July 4, 2017 Nic Rothquel

The issues facing the Australian education system

If you google “Education ranking Australia” you will be met with some uncomfortable results.

I saw a report last week from a UN agency that out of 41 high income countries, Australia ranks 39 for quality education. That means that pretty much any developed country you can name will be above us (except for Turkey and Romania). Finland was number 1, South Korea and Japan made the top ten, while our Kiwi neighbours were 15.

This is a very troubling statistic, and one that doesn’t seem to grab the headlines like it should. The article would go on to say that only around 70% of 15 year old students are achieving baseline standards in three core areas; reading, writing and maths.
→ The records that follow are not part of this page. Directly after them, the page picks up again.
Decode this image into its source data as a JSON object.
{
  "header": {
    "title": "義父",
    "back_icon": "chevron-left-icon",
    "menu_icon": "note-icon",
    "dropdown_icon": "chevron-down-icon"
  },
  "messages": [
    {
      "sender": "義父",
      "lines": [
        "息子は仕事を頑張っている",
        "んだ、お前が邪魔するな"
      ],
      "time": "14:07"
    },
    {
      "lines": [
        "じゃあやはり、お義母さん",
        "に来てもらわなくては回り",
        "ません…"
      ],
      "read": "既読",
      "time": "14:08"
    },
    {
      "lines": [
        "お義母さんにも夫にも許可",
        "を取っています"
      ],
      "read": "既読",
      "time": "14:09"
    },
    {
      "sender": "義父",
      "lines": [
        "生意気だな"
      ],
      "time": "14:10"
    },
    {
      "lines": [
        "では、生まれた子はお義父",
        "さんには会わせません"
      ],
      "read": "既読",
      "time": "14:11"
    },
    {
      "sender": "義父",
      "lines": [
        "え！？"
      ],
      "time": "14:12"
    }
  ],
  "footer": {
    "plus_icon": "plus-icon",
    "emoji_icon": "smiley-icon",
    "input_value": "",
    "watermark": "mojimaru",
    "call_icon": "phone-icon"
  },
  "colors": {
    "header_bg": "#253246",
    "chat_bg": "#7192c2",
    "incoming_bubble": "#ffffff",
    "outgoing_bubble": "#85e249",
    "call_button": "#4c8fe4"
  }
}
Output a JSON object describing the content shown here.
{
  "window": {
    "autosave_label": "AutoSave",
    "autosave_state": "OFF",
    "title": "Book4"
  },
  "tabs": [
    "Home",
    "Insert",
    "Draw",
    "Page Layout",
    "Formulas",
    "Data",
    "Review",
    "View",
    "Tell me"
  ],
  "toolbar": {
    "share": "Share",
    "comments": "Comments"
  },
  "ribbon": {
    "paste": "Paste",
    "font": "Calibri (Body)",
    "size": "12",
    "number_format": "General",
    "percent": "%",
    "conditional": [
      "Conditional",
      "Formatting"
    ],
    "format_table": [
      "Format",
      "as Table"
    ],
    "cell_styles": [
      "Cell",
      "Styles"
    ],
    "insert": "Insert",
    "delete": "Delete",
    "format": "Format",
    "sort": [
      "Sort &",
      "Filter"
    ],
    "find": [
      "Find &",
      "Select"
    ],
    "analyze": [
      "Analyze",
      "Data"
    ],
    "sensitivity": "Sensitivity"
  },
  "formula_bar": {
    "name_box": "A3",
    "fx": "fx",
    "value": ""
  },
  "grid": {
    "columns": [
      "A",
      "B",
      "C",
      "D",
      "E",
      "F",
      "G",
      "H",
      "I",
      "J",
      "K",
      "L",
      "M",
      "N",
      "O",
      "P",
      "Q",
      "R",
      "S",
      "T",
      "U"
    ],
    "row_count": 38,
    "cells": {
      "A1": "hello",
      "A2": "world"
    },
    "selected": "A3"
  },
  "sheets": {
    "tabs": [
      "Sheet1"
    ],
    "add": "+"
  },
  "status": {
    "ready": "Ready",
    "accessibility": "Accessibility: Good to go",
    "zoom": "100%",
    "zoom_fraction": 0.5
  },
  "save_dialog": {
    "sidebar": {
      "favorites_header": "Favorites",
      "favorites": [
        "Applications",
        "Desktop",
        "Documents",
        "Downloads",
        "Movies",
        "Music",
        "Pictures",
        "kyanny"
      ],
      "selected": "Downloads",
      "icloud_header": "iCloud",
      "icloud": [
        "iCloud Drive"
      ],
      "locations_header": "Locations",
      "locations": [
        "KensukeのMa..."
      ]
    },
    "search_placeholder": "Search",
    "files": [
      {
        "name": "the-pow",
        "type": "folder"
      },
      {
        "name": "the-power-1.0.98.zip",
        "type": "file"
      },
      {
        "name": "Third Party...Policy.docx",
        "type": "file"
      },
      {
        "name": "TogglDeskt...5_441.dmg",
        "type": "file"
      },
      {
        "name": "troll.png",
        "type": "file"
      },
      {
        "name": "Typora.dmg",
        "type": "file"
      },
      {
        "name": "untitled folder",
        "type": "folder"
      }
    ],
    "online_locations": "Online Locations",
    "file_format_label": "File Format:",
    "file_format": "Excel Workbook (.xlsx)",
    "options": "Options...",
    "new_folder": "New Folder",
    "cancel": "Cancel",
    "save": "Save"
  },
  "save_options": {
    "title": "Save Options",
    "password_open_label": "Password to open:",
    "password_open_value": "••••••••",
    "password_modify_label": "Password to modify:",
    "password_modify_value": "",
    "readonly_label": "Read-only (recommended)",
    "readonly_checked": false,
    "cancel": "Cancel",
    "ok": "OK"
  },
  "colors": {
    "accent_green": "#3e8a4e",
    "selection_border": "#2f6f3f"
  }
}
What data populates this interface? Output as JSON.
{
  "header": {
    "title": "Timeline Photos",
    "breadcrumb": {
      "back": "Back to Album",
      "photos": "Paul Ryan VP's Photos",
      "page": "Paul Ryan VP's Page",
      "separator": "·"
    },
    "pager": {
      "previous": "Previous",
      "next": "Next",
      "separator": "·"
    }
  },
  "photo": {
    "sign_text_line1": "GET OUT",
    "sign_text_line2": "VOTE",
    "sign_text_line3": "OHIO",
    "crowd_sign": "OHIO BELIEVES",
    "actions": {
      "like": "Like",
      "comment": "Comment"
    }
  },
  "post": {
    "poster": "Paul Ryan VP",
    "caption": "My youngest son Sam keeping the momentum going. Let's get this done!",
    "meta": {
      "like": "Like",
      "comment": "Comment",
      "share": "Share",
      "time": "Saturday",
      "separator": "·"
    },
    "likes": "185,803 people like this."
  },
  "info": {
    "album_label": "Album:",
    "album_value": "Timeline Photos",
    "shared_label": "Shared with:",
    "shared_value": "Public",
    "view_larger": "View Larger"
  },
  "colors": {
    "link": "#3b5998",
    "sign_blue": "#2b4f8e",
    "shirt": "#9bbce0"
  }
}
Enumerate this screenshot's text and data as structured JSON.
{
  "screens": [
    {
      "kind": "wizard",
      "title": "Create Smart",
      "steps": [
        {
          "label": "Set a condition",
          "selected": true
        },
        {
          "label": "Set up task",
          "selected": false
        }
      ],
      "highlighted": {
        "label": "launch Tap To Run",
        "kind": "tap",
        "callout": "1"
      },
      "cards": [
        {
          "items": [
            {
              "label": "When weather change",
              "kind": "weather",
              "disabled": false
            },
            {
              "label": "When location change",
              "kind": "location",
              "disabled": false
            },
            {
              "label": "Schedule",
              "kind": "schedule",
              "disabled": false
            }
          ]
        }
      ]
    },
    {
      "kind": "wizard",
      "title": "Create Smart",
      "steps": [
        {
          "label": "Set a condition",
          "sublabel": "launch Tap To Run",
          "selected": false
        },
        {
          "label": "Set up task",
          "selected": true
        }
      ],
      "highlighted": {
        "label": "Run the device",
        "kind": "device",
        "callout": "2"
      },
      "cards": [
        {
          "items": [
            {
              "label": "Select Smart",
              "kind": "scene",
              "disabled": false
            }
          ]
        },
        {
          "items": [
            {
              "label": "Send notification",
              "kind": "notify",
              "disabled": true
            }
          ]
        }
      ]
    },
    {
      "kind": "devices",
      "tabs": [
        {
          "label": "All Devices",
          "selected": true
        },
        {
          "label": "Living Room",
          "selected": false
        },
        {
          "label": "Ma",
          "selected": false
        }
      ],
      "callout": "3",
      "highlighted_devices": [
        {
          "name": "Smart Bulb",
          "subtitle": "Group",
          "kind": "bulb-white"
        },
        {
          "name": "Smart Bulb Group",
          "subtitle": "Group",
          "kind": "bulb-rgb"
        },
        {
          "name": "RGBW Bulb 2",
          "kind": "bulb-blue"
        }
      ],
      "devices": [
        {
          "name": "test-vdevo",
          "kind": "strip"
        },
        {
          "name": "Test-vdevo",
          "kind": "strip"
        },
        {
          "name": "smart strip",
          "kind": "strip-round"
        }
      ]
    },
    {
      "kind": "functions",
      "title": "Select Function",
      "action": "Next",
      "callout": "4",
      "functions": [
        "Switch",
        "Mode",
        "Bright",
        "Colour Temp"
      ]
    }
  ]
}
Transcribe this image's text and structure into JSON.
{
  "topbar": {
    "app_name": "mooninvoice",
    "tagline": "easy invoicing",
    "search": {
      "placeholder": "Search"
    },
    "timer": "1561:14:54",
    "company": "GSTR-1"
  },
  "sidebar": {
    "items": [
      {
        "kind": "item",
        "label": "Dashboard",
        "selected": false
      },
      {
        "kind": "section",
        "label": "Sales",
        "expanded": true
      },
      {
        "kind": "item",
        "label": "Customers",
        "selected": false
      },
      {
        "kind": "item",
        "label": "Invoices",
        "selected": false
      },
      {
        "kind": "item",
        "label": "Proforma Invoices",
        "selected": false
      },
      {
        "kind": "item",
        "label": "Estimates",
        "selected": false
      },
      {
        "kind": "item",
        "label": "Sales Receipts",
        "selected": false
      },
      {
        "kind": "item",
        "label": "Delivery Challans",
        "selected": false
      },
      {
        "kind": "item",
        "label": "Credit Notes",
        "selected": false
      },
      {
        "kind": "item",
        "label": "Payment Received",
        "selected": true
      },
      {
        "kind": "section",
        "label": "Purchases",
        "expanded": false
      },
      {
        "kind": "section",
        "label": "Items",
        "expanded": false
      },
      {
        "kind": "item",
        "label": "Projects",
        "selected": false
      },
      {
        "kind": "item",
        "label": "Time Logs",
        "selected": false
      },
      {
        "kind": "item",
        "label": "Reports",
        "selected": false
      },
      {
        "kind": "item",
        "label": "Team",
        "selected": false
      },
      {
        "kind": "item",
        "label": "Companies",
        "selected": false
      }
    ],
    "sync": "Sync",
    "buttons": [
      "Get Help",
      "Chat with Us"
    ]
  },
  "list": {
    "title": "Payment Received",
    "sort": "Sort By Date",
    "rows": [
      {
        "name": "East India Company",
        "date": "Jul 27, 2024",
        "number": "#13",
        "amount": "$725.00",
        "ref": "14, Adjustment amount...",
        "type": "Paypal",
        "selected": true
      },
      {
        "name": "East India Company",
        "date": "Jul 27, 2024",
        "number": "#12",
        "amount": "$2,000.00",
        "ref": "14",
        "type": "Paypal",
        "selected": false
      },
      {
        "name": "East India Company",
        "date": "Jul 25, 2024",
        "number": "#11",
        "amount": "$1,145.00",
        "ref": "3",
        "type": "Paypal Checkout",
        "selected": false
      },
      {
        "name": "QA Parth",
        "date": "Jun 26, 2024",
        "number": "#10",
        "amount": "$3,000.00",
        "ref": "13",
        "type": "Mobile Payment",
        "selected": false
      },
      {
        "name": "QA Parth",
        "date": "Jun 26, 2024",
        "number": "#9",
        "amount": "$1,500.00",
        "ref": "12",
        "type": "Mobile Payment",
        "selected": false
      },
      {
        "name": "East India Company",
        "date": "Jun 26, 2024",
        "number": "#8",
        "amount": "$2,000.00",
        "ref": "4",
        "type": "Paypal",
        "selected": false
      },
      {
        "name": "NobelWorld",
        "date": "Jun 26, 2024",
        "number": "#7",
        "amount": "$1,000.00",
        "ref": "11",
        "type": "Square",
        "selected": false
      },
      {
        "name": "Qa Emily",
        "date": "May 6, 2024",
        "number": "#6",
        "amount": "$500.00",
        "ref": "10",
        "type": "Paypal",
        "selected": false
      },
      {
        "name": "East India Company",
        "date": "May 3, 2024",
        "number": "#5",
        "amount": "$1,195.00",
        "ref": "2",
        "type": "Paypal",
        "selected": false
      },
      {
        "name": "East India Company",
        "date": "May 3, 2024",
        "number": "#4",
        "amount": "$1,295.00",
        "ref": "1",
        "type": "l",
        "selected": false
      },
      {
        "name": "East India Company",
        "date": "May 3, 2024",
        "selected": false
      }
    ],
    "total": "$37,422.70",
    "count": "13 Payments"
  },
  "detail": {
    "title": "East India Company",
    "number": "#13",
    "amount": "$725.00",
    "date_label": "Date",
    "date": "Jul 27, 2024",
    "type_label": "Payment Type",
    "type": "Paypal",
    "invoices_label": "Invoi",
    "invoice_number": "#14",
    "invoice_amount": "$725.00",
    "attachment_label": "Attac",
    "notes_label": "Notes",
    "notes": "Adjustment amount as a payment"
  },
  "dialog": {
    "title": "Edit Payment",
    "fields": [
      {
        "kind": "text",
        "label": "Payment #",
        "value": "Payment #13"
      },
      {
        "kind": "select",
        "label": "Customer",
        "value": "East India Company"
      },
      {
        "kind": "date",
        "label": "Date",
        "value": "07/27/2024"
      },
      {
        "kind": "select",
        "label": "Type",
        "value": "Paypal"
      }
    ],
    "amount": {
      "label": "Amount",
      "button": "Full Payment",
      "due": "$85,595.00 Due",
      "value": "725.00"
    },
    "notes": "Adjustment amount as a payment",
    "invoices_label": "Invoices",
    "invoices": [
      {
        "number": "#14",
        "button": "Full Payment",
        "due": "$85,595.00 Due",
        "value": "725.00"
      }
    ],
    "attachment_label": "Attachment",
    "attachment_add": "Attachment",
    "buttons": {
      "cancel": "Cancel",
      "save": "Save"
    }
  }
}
That isn’t the only article Google will give you. Another one published by the Sydney Morning Herald in November 2016 shows that we rank 28 out of 49 in maths; falling 10 places in recent years. While we have sat in the middle of the pack for decades, other countries have continued to improve while we have remained stagnant, leaving us behind.

These are big issues. It’s not that I think top marks in school are the make or break differential, but that the economic landscape of the future is changing at an incredibly fast rate. I am concerned that the rate of change in our education system will not match the rate of change of the rest of the world, and therefore my children will get left behind – unable to compete for jobs in a global environment.

If the core function of school is to prepare children for life beyond school, we need to do better.

This is not meant to be a pointless rant. I want to actually offer some ideas on what can be done to make things better. And while the speed of change in the education system seems to be incredibly slow, I feel these are changes we can put in to place now to ensure that down the line things improve.

1. Give principals the power to make decisions.

This is something that is gradually improving, but unfortunately most school decisions are tied up in bureaucracy that is inefficient and unsupportive. This is particularly true in making staffing choices. Very often the Department of Education has the final say on who gets the job – rather than the principal who knows what is best for their school. Give the principal full control on hiring, firing and performance, and just like a CEO of an organisation, let them take responsibility; whether it be a triumph or failure.

2. Make foreign languages compulsory through to year 12.

This is one I am particularly passionate about, and wish it was something I could have benefited from when I was at school. We don’t need every language in the world – 4 or 5 would be enough, focussing on the main languages around us plus a few European languages. It could even be done on a school share system like many multi-campus schools do in other ways, so that each school could major in one of them, and students can go between as required. Again, in this interconnected world we live in, it is foolish for us to just assume that English will be the main language spoken in 20 years time.

3. Increase the amount of time spent in school

This might be unpopular with the laid-back Australian culture we know so well, but it seems to me a simple equation: our students are not learning enough in school, so therefore we need to teach them more than we currently are. 12 weeks of school holidays each year is far too much, and we could extend the schooling hours of High School students to 9-5, matching business hours. In Japan, South Korea and Singapore, many students attend school on Saturdays and undergo additional tuition until late in the evening. Finland, number one on the UN list, attributes much of their success to their incredibly high rate of early childhood learning – an incredible 99.8% of children go to some form of organised early learning.

Imagine this; we reduce the Christmas holidays by just 2 weeks each year. By the time the student is in year 12, they would have done an extra 26 weeks of schooling – however we don’t just use it to squeeze more in. We use that 26 weeks at the end of year 12 to get them ready for life – try different skills and learn how to think for themselves. What a difference that would make in preparing them for life beyond school!

These are just 3 ideas. I understand that action always takes a long time, and there are budgets and politics involved, but I fear these results are just going to keep coming and this conversation will never go further than words and empty discussions.

For the sake of my daughters who are yet to start school, I hope something changes!